Het initiatief, inclusief de inrichting van de nieuwe natuur is besproken in de commissie cultuurhistorie op 14 december 2010 en op 22 maart 2011 en in de welstandcommissie op 7 en 28 februari 2011. De welstandcommissie heeft een positieve advies gegeven over het ontwerp van de vijf hectare nieuwe natuur en de woning. Het voorliggende ontwerp zal worden uitgewerkt op basis van de bouwverordening.

De initiatiefnemer wil het gehele plangebied, dus de nieuwe natuur en de nieuw op te richten landgoedwoning en bijgebouwen, rangschikken onder de Natuurschoonwet (NSW). Een verzoek voor rangschikking is reeds ingediend. Deze rangschikking biedt een duurzame waarborging voor de instandhouding van het landgoed, inclusief bijbehorend beheer en openstelling voor extensieve vormen van recreatie. Uitgangspunt voor deze rangschikking is het inrichtings- en beheerplan. Deze is als bijlage bij dit bestemmingsplan gevoegd.

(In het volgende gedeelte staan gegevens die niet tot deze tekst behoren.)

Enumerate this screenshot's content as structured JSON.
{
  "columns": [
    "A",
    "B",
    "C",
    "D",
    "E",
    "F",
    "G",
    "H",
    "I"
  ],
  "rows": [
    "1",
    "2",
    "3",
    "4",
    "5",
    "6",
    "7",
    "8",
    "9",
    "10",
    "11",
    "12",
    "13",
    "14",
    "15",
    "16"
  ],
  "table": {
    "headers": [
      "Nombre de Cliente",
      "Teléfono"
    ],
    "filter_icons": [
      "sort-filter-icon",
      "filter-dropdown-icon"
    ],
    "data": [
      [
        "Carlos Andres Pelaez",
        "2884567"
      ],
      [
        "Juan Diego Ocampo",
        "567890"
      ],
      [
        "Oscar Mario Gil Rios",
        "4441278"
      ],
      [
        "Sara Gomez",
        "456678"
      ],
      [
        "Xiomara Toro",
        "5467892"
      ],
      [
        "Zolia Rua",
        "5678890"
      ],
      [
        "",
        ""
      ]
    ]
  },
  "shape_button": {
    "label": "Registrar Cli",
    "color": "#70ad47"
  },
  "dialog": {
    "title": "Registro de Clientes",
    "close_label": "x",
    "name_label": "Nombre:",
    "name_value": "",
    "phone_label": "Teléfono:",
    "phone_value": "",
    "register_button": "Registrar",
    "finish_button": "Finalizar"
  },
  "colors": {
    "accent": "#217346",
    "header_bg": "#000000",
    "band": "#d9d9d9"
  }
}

2.3.2 Stedebouwkundige uitgangspunten voor de bebouwing

De oprichting van een fors nieuw gebouw met allure en de inrichting van vijf hectare nieuwe natuur komen in hoge mate overeen met de uitgangspunten voor de oprichting van een nieuw landgoed. Qua bouwstijl en positionering van de woning wordt uitgegaan van de allure die nieuwe landgoederen dienen te hebben. Inspiratie voor het ontwerp is gevonden in reeds bestaande landgoederen en buitenverblijven in bosrijke gebieden in Nederland zoals op de Veluwe.

Ten aanzien van de binnen de bestemming toegelaten gebruiksvormen dient te worden gestreefd naar het instandhouden c.q. tot stand brengen van een, in stedenbouwkundig opzicht, samenhangend straat- en bebouwingsbeeld. In het algemeen zal bij bebouwing worden gestreefd naar:

  • een goede verhouding tussen bouwmassa en open ruimte;
  • een goede hoogte-breedteverhouding tussen de bebouwing onderling en een samenhang in bouwvorm/architectonisch beeld tussen bebouwing die ruimtelijk op elkaar georiënteerd is.

Het bouwplan bestaat uit een forse vrijstaande woning met twee vrijstaande (bij)gebouwen, opgetrokken in de stijl van een landhuis. De bijgebouwen staan los van het hoofdgebouw en vormen als het ware een 'U' opstelling. Het aantal wooneenheden op het adres Kraalslaan 5 blijft gelijk aan het huidige aantal (1 woning). Door de bijgebouwen wat lager te houden en opbouwend naar de woning toe te werken komt het geheel vloeiend over. Het erf wordt daardoor wat compacter zodat er geen lintbebouwing ontstaat. De vormentaal in de bijgebouwen komt overeen met die van de woning. Dat houdt in dat daarvoor de nokhoogte van het bijgebouw op respectievelijk 7,5 meter wenselijk is om een goede verhouding te behouden. De woning krijgt een nokhoogte van 12 meter en een goothoogte van 7 meter. Hiermee trachten we het erf compact en samenhangend te houden, zodat de natuur beter tot uiting komt rondom de woning.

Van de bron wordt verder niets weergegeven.